Salesforce.com Inc. is kicking off its annual customer summit this morning with the introduction of a brand new cloud platform that bolsters its sales orchestration suite with capabilities for tapping the vast amounts of data coming off the connected universe. The launch is the culmination of a long-running internal effort to tap the new kinds of devices making their wave into the enterprise.

The first sign of Salesforce.com’s interest in that direction emerged last year in the form of a developer program aimed at fostering the development of apps for wearables such as the Apple Watch. The initiative was expanded to include other emerging platforms such as the Oculus Rift a few months later and produced its first batch of official services earlier this year.

The new Salesforce IoT Cloud expands the company’s efforts beyond helping organizations take better advantage of the individual devices to helping them exploit the whole. At the heart of the platform is a data crunching engine aptly called Thunder that integrates the historical analysis component of Apache Spark with the Apache Storm framework for ingesting fast-moving data.

That combination, which took about a year to bring to production, allows Salesforce.com to collect billions of metrics from a customer’s network every second, pick out important details from that stream in real-time and store away the rest for deeper analysis in the future. The company sees that functionality enabling a whole new category of use cases for connected devices.

A taxi company, for instance, could leverage Salesforce.com IoT Cloud to automatically issue an alert when the sensors in one of its vechiles detects erratic driving to the appropriate regional supervisor. And a retailer could use the service to track customer activity in real-time across its locations and send exclusive offers to stores that are underperforming to boost sales.

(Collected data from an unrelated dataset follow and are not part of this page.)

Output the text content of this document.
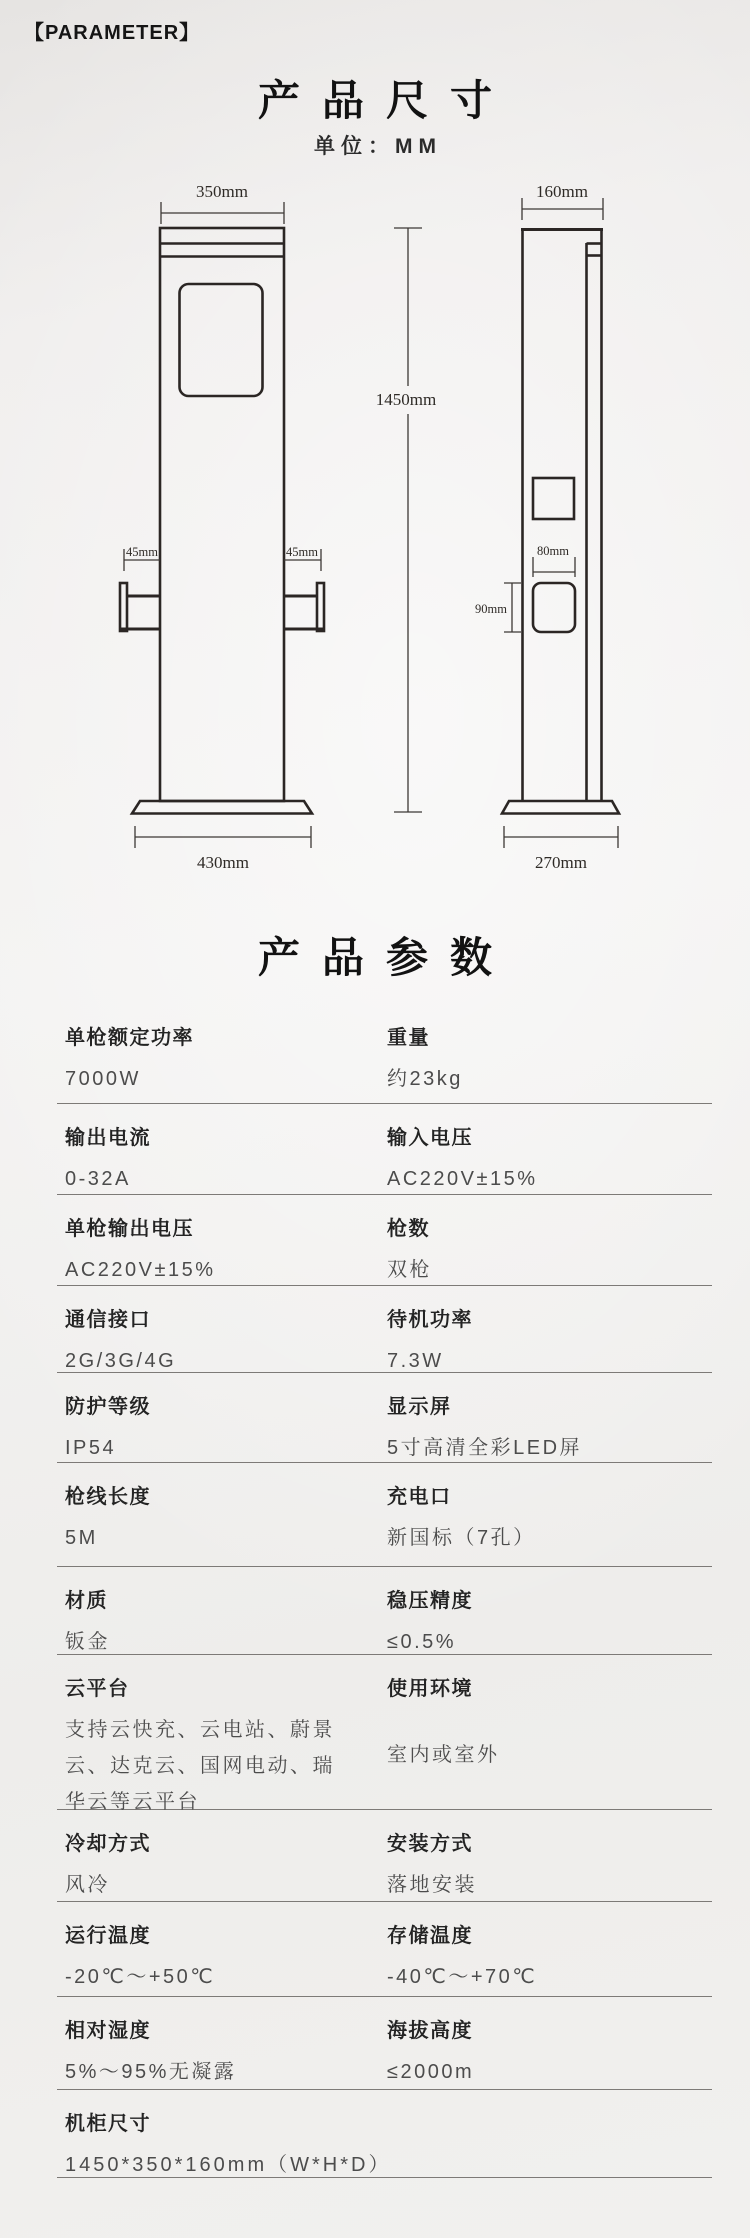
【PARAMETER】
产品尺寸
单位：MM
350mm
45mm	45mm
430mm
1450mm
160mm
80mm
90mm
270mm
产品参数
单枪额定功率
7000W
重量
约23kg
输出电流
0-32A
输入电压
AC220V±15%
单枪输出电压
AC220V±15%
枪数
双枪
通信接口
2G/3G/4G
待机功率
7.3W
防护等级
IP54
显示屏
5寸高清全彩LED屏
枪线长度
5M
充电口
新国标（7孔）
材质
钣金
稳压精度
≤0.5%
云平台
支持云快充、云电站、蔚景云、达克云、国网电动、瑞华云等云平台
使用环境
室内或室外
冷却方式
风冷
安装方式
落地安装
运行温度
-20℃～+50℃
存储温度
-40℃～+70℃
相对湿度
5%～95%无凝露
海拔高度
≤2000m
机柜尺寸
1450*350*160mm（W*H*D）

Salesforce.com Inc. already has several big-name customers lined up to use the offering, most notably Emerson Electric Co.’s air conditioning division, which plans to tap data from customer installations to improve the quality of its products. And it announced partnerships with several notable vendors including ARM Holdings plc in conjunction to help drive further adoption.

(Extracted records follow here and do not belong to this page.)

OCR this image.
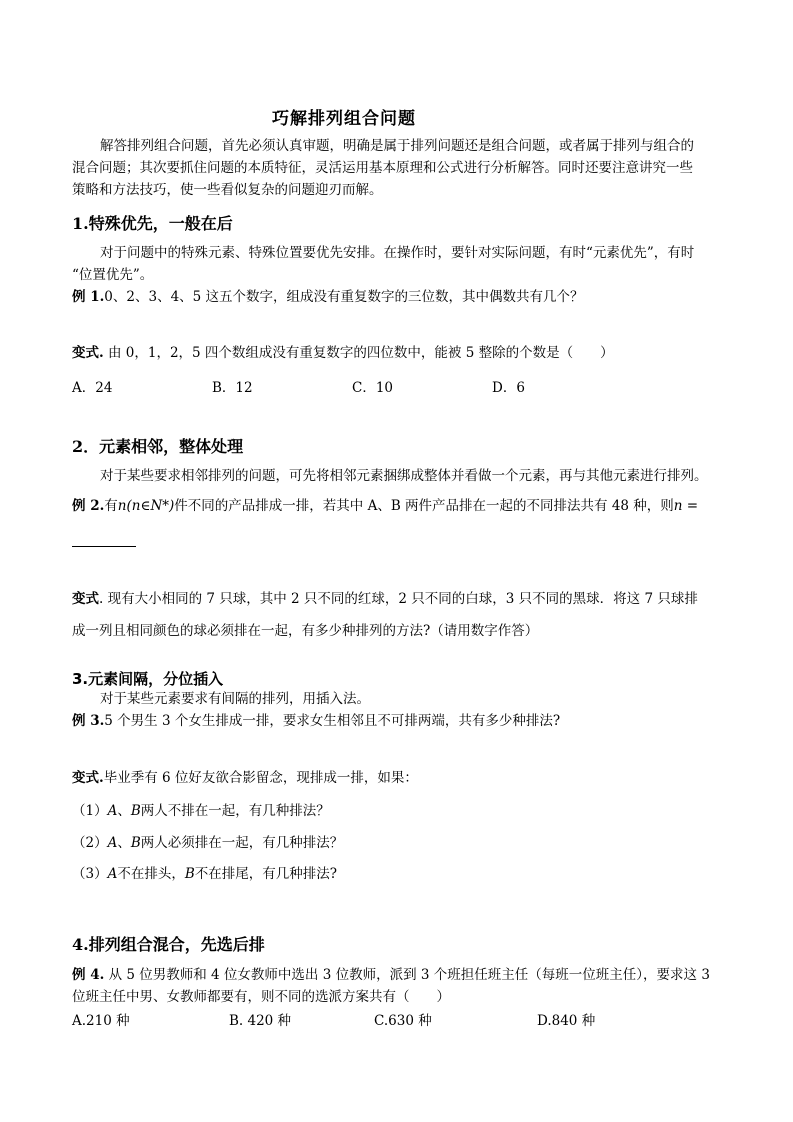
巧解排列组合问题
解答排列组合问题，首先必须认真审题，明确是属于排列问题还是组合问题，或者属于排列与组合的
混合问题；其次要抓住问题的本质特征，灵活运用基本原理和公式进行分析解答。同时还要注意讲究一些
策略和方法技巧，使一些看似复杂的问题迎刃而解。
1.特殊优先，一般在后
对于问题中的特殊元素、特殊位置要优先安排。在操作时，要针对实际问题，有时“元素优先”，有时
“位置优先”。
例 1.0、2、3、4、5 这五个数字，组成没有重复数字的三位数，其中偶数共有几个？
变式. 由 0，1，2，5 四个数组成没有重复数字的四位数中，能被 5 整除的个数是（　　）
A．24	B．12	C．10	D．6
2．元素相邻，整体处理
对于某些要求相邻排列的问题，可先将相邻元素捆绑成整体并看做一个元素，再与其他元素进行排列。
例 2.有n(n∈N*)件不同的产品排成一排，若其中 A、B 两件产品排在一起的不同排法共有 48 种，则n =
变式. 现有大小相同的 7 只球，其中 2 只不同的红球，2 只不同的白球，3 只不同的黑球．将这 7 只球排
成一列且相同颜色的球必须排在一起，有多少种排列的方法?（请用数字作答）
3.元素间隔，分位插入
对于某些元素要求有间隔的排列，用插入法。
例 3.5 个男生 3 个女生排成一排，要求女生相邻且不可排两端，共有多少种排法?
变式.毕业季有 6 位好友欲合影留念，现排成一排，如果：
（1）A、B两人不排在一起，有几种排法？
（2）A、B两人必须排在一起，有几种排法？
（3）A不在排头，B不在排尾，有几种排法?
4.排列组合混合，先选后排
例 4. 从 5 位男教师和 4 位女教师中选出 3 位教师，派到 3 个班担任班主任（每班一位班主任），要求这 3
位班主任中男、女教师都要有，则不同的选派方案共有（　　）
A.210 种	B. 420 种	C.630 种	D.840 种
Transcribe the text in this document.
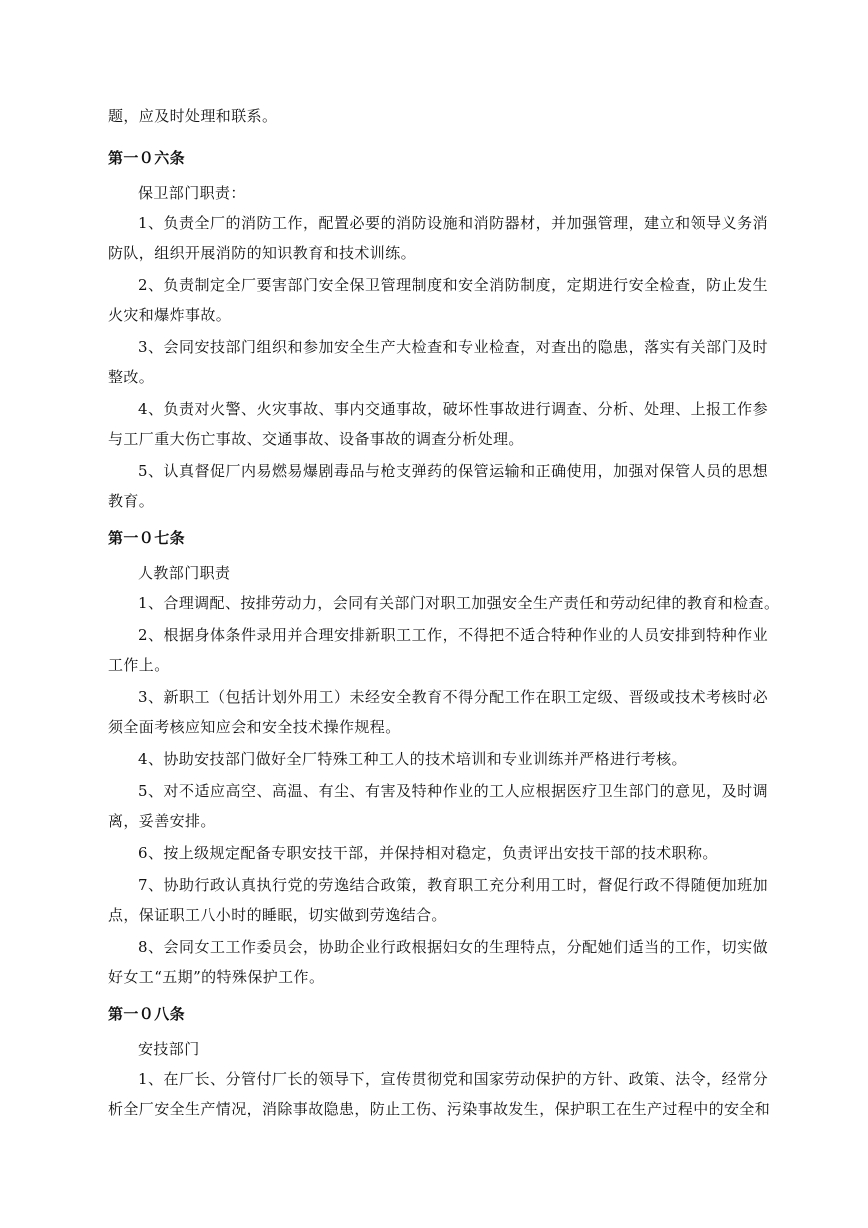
题，应及时处理和联系。
第一０六条
保卫部门职责：
1、负责全厂的消防工作，配置必要的消防设施和消防器材，并加强管理，建立和领导义务消
防队，组织开展消防的知识教育和技术训练。
2、负责制定全厂要害部门安全保卫管理制度和安全消防制度，定期进行安全检查，防止发生
火灾和爆炸事故。
3、会同安技部门组织和参加安全生产大检查和专业检查，对查出的隐患，落实有关部门及时
整改。
4、负责对火警、火灾事故、事内交通事故，破坏性事故进行调查、分析、处理、上报工作参
与工厂重大伤亡事故、交通事故、设备事故的调查分析处理。
5、认真督促厂内易燃易爆剧毒品与枪支弹药的保管运输和正确使用，加强对保管人员的思想
教育。
第一０七条
人教部门职责
1、合理调配、按排劳动力，会同有关部门对职工加强安全生产责任和劳动纪律的教育和检查。
2、根据身体条件录用并合理安排新职工工作，不得把不适合特种作业的人员安排到特种作业
工作上。
3、新职工（包括计划外用工）未经安全教育不得分配工作在职工定级、晋级或技术考核时必
须全面考核应知应会和安全技术操作规程。
4、协助安技部门做好全厂特殊工种工人的技术培训和专业训练并严格进行考核。
5、对不适应高空、高温、有尘、有害及特种作业的工人应根据医疗卫生部门的意见，及时调
离，妥善安排。
6、按上级规定配备专职安技干部，并保持相对稳定，负责评出安技干部的技术职称。
7、协助行政认真执行党的劳逸结合政策，教育职工充分利用工时，督促行政不得随便加班加
点，保证职工八小时的睡眠，切实做到劳逸结合。
8、会同女工工作委员会，协助企业行政根据妇女的生理特点，分配她们适当的工作，切实做
好女工“五期”的特殊保护工作。
第一０八条
安技部门
1、在厂长、分管付厂长的领导下，宣传贯彻党和国家劳动保护的方针、政策、法令，经常分
析全厂安全生产情况，消除事故隐患，防止工伤、污染事故发生，保护职工在生产过程中的安全和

But the significance of the launch is not limited to Salesforce.com’s immediate ecosystem. Its entry into the race to tap the connected universe also means more competition for IBM Corp. and General Electric Co., which are developing their own solutions for analyzing the vast amounts of machine-generated data pouring into the corporate network. And thus the biggest names in the industry have found themselves on a collision course leading to a competitive clash like none we have seen before.